Collected wisdom: Desmond Mason, former OSU and Thunder forward
Former Oklahoma State and Oklahoma City Thunder forward's current passion is art.
Former Oklahoma State and Oklahoma City Thunder forward
Residence: Oklahoma City
Desmond Mason is known to the sports world as a 10-year NBA veteran, a high riser, a dunk master. But in the two-plus years since he retired from basketball, he has made a name in an extremely different world.
Within the past year, the Waxahachie, Texas, native has done a show in Mexico and is planning a tour through Asia in 2013. Last weekend, he hosted his annual art show with 40 of his own original paintings. The invitation-only party benefitted Allied Arts and other charities in his adopted hometown of Oklahoma City.

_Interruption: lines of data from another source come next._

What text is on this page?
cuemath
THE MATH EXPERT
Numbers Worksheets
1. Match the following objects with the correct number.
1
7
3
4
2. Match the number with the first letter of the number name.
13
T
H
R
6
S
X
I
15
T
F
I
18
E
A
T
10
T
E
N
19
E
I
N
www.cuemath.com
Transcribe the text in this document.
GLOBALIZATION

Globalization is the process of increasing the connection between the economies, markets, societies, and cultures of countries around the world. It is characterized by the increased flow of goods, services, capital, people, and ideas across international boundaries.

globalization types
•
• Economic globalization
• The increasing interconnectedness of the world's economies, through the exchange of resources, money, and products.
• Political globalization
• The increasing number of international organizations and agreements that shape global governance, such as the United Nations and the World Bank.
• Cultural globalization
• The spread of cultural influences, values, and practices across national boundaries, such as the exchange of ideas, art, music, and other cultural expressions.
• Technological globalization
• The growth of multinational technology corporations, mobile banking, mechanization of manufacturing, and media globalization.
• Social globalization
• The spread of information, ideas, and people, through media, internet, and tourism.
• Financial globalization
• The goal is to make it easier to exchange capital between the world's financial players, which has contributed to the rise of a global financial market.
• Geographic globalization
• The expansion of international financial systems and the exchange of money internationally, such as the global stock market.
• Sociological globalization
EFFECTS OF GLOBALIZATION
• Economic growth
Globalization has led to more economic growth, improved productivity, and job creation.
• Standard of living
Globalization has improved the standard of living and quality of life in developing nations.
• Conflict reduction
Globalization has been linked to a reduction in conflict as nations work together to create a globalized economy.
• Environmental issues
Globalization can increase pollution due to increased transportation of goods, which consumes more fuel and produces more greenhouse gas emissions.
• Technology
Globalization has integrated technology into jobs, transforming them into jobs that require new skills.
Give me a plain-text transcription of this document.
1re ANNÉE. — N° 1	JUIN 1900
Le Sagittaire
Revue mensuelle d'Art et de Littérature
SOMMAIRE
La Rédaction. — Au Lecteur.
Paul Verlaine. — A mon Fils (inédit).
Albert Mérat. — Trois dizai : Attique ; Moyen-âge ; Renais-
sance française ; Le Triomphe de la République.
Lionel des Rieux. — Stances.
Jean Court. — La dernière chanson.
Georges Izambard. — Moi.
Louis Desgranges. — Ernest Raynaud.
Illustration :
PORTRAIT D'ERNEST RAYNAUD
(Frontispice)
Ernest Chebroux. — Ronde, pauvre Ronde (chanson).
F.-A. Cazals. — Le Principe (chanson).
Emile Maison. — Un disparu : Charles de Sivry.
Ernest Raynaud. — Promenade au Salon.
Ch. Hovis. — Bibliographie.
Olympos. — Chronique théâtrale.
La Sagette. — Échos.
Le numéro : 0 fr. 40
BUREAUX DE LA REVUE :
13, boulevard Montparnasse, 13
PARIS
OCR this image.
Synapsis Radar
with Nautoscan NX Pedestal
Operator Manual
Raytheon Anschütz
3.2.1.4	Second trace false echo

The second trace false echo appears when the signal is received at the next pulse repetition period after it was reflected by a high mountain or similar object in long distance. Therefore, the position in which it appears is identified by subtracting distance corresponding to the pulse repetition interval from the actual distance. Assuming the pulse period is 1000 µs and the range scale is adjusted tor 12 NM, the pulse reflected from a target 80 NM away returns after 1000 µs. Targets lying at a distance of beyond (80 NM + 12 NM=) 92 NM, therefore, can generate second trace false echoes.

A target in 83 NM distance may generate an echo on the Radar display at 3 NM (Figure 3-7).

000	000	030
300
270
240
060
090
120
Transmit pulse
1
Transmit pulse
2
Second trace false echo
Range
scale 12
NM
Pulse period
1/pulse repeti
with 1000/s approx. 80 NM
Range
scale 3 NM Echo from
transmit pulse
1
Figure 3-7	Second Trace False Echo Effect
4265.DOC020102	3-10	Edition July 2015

I started doing this show eight years ago. I've done it in Seattle and Milwaukee and here on a few different occasions. This year, I think it's my best exhibit. It's called, “This is Me.” It's addressing what I'm really all about, life after basketball, what makes me tick.
I'm a little bit different. I want people to see that. I don't want people to box me in as an athlete.
I always felt that I was different. I hung around with different people. I was always very artsy, a little outside of the box. I would go get a rock and scrape on the concrete of the basketball court when there was nobody there after working out.
It was an outlet.
The neighborhood I grew up in, the things me and all my friends dealt with on a daily basis, to stay out of trouble, you had to have some type of outlet. It took me away from what was happening in every day life, just as sports did.
It was a great counterbalance to basketball. It's hard practices, it's rigorous, there's a lot of travel as I got older. (Art) gave me the ability to release all those emotions, all that tension, all that stress and strain that I had in my body and on my mind onto the canvas and just kind of let it go.
I told my agent when I was drafted, “At 35, whether I'm having a great career or not-so-great career, if I'm still playing the game, I'll retire.” And it happened at 33. But it happened on my terms.
When I was in Sacramento, I'm walking around with my son and spending time with my daughter. We're in a hotel trying to figure out if we're gonna stay there or not. I just kept hearing this song over and over and over. It was called “Moving Forward.” I literally called my wife and said, “I think I'm retiring from basketball.”